Gangguan di Hormuz sudah menciptakan gelombang kejut di pasar energi. Harga minyak Brent sempat menyentuh USD 114 per barel—level tertinggi dalam beberapa tahun terakhir. Tapi efeknya lebih dalam dari sekadar angka di papan bursa. Beberapa kilang minyak di Teluk Persia terpaksa mengurangi produksi karena kesulitan mengangkut minyak mentah. Kapal-kapal tanker yang biasanya mengangkut minyak dari Arab Saudi, Uni Emirat Arab, dan Kuwait kini harus mencari rute alternatif yang lebih panjang dan mahal.
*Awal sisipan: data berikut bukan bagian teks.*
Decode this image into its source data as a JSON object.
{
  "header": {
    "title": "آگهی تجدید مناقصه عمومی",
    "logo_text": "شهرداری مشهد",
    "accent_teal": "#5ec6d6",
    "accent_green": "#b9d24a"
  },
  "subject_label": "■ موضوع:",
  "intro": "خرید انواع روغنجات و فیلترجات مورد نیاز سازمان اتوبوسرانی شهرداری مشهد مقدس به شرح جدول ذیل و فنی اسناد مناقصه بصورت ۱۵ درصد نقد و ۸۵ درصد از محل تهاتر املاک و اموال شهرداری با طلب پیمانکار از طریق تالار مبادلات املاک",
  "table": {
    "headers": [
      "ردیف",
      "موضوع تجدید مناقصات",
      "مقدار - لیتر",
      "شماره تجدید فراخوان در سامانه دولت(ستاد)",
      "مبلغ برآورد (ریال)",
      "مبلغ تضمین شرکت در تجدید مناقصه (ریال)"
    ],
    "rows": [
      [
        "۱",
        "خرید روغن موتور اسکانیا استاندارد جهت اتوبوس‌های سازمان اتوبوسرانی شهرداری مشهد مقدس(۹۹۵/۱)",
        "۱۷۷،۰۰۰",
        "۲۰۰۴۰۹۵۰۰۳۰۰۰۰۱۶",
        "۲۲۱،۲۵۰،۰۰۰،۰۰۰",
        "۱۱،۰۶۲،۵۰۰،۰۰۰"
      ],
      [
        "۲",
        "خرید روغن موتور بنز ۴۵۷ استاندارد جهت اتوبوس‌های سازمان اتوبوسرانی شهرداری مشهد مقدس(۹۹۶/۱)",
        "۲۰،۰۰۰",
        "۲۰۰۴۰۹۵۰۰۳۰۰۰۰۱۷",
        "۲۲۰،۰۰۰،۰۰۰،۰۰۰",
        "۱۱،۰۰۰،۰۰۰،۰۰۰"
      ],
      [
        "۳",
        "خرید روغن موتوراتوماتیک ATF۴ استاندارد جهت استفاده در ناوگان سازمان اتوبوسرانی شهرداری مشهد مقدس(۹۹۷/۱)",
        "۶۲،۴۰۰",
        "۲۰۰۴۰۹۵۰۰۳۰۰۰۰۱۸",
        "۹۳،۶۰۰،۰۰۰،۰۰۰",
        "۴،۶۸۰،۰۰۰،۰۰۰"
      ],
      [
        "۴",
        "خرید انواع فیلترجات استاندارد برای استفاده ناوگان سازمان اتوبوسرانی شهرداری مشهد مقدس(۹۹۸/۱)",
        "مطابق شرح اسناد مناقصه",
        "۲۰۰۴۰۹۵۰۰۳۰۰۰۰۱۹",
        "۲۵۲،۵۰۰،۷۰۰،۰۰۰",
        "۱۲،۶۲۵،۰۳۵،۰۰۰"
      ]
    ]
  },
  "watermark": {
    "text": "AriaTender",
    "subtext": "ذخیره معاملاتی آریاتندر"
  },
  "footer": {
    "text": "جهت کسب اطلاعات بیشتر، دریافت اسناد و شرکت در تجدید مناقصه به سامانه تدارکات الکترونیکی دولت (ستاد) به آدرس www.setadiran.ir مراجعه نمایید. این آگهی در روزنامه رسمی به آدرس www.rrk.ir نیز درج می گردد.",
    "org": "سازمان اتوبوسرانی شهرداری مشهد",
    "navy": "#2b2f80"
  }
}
Menurut perhitungan perusahaan logistik Kuehne+Nagel, rute alternatif melalui Tanjung Harapan di Afrika Selatan bisa menambah 15-20 hari perjalanan dan meningkatkan biaya pengiriman hingga 40%. "Ini bukan hanya soal tambahan biaya bahan bakar," jelas Sarah Chen, analis energi di firma konsultan Wood Mackenzie. "Ada efek berantai pada jadwal pengiriman, biaya asuransi yang melonjak, dan ketidakpastian yang membuat pasar nervous."

Masa Depan yang Tidak Pasti

Pertanyaan besarnya sekarang: apakah sistem ini akan bertahan? Beberapa pakar memperkirakan ini hanya taktik sementara untuk meningkatkan posisi tawar Iran dalam perundingan. Tapi jika berlanjut, dunia mungkin harus beradaptasi dengan realitas baru di mana jalur perdagangan vital tidak lagi bebas biaya.

Yang pasti, episode ini mengingatkan kita betapa rapuhnya sistem perdagangan global. Sebuah selat selebar 39 kilometer di Timur Tengah bisa mengguncang ekonomi dunia. Ini juga menunjukkan bagaimana konflik geopolitik semakin sering 'dibiayai' melalui mekanisme ekonomi yang tidak konvensional. Seperti yang diungkapkan oleh ekonom maritim James Rogers: "Kita sedang menyaksikan monetisasi langsung dari kekuatan geopolitik. Ini era baru di mana lokasi strategis tidak hanya memberikan pengaruh politik, tapi juga pendapatan tunai."

Sebagai penutup, mari kita renungkan: dalam dunia yang saling terhubung, ketegangan di satu titik bisa menjadi masalah semua orang. Kisah Selat Hormuz ini bukan hanya tentang minyak atau uang, tapi tentang bagaimana aturan main global bisa berubah ketika negara-negara merasa memiliki 'kartu truf' geografis. Mungkin inilah saatnya dunia memikirkan kembali bagaimana mengelola jalur-jalur strategis ini—sebelum lebih banyak 'jalan tol' tak terduga bermunculan di laut-laut penting lainnya. Bagaimana menurut Anda? Apakah kita akan melihat lebih banyak negara menggunakan posisi geografisnya sebagai alat tekanan ekonomi di masa depan?